There is no doubt that reductions in mortgage-underwriting standards were at the heart of the subprime crisis, and Fannie and Freddie's losses reflect those declining standards. Yet the decline in underwriting standards was largely a response to mandates, beginning in the Clinton administration, that required Fannie Mae and Freddie Mac to steadily increase their mortgages or mortgage-backed securities that targeted low-income or minority borrowers and "underserved" locations.
The turning point was the spring and summer of 2004. Fannie and Freddie had kept their exposures low to loans made with little or no documentation (no-doc and low-doc loans), owing to their internal risk-management guidelines that limited such lending. In early 2004, however, senior management realized that the only way to meet the political mandates was to massively cut underwriting standards.
The decision by Fannie and Freddie to embrace no-doc lending in 2004 opened the floodgates of bad credit. In 2003, for example, total subprime and Alt-A mortgage originations were $395 billion. In 2004, they rose to $715 billion. By 2006, they were more than $1 trillion.
... more than half of the mortgage losses that occurred in excess of the rosy forecasts of expected loss at the time of mortgage origination reflected the predictable consequences of low-doc and no-doc lending. In other words, if the mortgage-underwriting standards at Fannie and Freddie circa 2003 had remained in place, nothing like the magnitude of the subprime crisis would have occurred.
Read the whole thing. HT: Russell Redenbaugh
That's one cause. However, the housing price bubble was already underway in 2004. The no-doc sub-prime additions threw more fuel on an already blazing fire.
ReplyDeleteIMO, there was a massive shift of investment capital into real estate after the stock market crash of 2000. Investors sought safe investments. Real estate was thought to be safe.
Also, the weaker US dollar created an incentive for additional foreign demand for US real estate. Since these buyers valued their investments in terms of their stronger currencies, they caused dollar denominated values to soar because they could pay more dollars with less Euros, for example. This added demand to the real estate markets.
All of this occurred in a low interest rate environment. The Fed was fighting the recession of 2000-2001. Prices had already risen significantly thereby justifying higher appraisals and dangerous loan amounts to qualified buyers who could properly document their incomes.
When the GSE's loosened their underwriting standards, it was akin to pouring gasoline onto a large bonfire.

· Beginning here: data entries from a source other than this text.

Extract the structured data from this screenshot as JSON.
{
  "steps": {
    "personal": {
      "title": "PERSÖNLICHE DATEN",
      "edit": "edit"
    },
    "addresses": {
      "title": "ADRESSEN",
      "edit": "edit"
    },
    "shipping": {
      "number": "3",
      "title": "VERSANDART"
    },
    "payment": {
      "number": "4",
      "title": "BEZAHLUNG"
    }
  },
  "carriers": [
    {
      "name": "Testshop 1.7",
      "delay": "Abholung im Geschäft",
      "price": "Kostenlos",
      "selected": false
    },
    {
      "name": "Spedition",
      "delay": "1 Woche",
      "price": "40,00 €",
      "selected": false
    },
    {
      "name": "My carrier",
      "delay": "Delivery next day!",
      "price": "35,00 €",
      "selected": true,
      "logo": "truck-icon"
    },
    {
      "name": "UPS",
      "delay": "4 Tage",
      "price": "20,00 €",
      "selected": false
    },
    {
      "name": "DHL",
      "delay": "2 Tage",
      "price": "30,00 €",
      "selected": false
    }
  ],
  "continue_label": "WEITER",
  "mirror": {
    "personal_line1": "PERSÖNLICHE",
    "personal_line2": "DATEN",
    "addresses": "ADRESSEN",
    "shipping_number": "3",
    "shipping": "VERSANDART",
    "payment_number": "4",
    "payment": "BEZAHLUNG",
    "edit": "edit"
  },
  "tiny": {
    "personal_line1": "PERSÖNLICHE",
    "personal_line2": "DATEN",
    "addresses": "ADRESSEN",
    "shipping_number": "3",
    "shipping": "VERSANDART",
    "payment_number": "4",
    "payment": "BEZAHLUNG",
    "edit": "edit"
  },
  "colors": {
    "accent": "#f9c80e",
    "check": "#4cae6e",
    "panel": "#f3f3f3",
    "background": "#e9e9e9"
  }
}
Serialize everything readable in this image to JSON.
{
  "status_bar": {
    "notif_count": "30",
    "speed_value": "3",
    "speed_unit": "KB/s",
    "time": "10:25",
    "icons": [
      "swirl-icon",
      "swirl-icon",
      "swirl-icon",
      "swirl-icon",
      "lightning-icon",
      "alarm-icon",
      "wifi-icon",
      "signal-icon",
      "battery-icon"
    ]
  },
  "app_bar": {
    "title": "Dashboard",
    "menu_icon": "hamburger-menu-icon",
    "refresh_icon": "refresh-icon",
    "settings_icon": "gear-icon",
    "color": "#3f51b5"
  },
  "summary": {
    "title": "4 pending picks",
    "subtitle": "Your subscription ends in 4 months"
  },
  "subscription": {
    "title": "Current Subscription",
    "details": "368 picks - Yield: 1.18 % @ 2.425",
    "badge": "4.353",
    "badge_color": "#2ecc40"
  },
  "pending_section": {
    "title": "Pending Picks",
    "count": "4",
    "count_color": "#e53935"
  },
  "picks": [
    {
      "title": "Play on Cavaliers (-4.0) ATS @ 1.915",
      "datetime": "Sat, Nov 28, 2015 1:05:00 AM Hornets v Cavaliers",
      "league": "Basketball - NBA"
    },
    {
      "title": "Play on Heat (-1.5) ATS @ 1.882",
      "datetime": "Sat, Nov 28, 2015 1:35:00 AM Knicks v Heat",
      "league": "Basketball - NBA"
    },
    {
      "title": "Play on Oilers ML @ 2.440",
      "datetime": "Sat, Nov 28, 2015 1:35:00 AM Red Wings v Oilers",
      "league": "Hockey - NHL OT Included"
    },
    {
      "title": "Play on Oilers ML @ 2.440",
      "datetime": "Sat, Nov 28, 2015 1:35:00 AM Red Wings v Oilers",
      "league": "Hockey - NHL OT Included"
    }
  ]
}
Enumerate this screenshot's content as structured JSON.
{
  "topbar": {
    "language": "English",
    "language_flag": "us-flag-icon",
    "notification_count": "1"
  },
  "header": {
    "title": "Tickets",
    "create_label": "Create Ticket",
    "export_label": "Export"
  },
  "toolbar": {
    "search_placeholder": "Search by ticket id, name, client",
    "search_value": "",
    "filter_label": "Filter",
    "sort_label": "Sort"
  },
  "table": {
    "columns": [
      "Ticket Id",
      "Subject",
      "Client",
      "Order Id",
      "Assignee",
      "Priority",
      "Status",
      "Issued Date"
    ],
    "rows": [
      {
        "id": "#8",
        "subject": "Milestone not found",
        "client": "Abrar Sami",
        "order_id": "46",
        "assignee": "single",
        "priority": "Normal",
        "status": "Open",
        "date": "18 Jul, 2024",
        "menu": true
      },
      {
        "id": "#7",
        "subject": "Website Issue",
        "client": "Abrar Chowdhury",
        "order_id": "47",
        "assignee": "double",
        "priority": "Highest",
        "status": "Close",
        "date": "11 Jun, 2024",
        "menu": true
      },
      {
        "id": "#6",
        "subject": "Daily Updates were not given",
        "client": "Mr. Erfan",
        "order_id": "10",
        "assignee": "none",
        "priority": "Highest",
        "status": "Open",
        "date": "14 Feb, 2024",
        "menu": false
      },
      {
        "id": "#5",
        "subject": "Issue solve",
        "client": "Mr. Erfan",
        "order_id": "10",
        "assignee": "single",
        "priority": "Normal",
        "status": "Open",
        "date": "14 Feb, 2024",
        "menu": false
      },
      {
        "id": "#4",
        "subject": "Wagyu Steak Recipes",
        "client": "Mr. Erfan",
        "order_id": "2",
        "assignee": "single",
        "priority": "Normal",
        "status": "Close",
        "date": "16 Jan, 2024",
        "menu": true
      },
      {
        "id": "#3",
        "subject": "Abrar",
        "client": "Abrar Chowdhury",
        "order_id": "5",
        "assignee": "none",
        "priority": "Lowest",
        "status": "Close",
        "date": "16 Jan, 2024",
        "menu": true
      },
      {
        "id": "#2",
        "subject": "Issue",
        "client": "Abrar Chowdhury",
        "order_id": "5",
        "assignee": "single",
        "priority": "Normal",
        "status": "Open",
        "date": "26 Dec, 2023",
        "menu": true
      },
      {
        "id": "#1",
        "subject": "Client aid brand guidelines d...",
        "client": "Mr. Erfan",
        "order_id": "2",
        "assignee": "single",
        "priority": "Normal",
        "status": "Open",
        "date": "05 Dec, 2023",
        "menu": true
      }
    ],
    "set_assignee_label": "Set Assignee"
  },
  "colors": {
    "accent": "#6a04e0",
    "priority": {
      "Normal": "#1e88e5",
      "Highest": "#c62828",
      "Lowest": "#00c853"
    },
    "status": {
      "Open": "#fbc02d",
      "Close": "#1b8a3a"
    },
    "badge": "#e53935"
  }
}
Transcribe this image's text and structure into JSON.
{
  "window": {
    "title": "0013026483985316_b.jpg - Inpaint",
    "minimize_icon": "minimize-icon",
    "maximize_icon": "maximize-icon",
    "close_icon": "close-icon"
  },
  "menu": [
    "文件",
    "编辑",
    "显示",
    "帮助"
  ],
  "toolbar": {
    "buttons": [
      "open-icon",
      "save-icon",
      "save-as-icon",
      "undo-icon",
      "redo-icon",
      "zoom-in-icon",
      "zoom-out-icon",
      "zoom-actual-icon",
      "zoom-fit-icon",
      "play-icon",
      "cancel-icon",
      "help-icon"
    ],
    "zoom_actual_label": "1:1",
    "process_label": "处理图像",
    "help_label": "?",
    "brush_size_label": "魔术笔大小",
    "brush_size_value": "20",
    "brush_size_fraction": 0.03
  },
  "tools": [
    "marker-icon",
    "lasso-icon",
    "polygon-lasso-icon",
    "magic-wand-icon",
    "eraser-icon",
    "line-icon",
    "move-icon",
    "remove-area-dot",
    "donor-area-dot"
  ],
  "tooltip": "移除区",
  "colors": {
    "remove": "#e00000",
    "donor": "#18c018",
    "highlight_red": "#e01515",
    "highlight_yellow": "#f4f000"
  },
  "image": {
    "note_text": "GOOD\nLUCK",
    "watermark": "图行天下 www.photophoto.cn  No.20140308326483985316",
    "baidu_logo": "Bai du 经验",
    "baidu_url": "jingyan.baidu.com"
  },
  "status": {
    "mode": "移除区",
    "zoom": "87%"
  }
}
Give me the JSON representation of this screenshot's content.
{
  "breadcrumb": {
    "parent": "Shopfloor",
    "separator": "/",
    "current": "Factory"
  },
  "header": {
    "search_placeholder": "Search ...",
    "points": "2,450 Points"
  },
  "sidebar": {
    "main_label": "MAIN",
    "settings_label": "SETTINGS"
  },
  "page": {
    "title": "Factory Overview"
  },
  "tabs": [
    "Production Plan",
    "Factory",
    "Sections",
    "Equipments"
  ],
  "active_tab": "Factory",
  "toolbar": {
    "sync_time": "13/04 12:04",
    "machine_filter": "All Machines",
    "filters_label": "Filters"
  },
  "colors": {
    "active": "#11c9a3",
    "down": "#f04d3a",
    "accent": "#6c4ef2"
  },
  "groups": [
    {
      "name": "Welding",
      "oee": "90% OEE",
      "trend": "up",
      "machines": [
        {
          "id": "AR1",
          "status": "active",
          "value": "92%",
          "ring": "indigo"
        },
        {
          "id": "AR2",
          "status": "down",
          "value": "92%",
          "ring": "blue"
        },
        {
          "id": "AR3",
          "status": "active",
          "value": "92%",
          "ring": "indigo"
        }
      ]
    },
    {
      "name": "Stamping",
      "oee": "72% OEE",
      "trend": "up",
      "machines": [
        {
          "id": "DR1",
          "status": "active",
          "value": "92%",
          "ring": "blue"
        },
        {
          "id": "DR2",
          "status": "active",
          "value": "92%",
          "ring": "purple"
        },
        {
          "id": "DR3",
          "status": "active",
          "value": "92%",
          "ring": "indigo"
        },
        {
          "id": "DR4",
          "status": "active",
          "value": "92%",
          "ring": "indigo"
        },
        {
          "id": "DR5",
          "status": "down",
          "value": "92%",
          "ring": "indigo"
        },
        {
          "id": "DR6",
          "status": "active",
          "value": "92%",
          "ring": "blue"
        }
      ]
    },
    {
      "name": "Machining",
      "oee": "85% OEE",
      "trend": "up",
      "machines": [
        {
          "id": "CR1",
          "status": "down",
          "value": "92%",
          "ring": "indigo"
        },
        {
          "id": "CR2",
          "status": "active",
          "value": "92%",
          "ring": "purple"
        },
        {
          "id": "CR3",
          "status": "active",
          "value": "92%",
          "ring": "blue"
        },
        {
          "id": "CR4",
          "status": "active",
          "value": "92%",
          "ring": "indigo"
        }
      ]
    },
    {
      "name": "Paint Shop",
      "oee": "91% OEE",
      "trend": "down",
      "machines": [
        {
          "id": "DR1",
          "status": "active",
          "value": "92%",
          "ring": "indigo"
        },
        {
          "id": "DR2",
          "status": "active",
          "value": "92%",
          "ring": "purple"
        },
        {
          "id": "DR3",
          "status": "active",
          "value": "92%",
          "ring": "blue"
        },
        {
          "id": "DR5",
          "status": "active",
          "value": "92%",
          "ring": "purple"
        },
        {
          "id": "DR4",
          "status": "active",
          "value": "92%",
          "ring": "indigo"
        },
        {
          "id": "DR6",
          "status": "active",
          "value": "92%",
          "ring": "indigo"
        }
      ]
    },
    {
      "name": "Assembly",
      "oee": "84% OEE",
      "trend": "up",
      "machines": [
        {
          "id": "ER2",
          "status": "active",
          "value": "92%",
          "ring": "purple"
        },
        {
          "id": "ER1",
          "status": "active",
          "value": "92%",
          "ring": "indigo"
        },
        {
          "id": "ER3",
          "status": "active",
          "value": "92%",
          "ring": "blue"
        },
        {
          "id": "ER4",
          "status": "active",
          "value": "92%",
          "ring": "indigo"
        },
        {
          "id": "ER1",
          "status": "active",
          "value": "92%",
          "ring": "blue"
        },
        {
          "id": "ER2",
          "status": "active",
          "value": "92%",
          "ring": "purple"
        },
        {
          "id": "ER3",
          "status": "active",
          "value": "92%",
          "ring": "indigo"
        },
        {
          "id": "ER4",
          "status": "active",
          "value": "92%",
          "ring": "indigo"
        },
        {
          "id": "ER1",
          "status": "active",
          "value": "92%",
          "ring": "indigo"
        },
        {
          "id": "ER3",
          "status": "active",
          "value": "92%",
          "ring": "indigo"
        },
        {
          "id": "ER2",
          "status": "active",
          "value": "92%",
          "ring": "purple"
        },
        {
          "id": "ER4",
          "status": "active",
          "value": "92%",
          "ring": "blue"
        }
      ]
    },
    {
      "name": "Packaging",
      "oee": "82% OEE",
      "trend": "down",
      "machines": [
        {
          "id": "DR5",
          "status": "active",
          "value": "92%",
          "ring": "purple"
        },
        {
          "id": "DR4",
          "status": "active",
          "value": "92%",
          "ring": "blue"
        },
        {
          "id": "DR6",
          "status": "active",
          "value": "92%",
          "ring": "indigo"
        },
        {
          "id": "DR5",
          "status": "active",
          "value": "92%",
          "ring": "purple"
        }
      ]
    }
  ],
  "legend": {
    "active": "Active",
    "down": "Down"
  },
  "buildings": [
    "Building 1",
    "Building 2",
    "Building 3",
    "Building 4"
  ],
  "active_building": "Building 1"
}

However, by late 2006, mortgage REIT's like Thornburg were already failing to produce enough operating income to sustain their dividend. Also, by that time, home builders had run out of new buyers and were simply building out their backlogs.
On the securitization side, don't forget that investors were constantly demanding higher yields than the banks and the federal government were offering. Pensions needed higher yields for their actuarial assumptions. Institutions and individuals simply wanted to earn more than a few specks of dust in interest on their deposits. Real estate securities were deemed safe because real estate itself was deemed a tortoise like investment. Sub-prime mortgages fed into this demand for yield.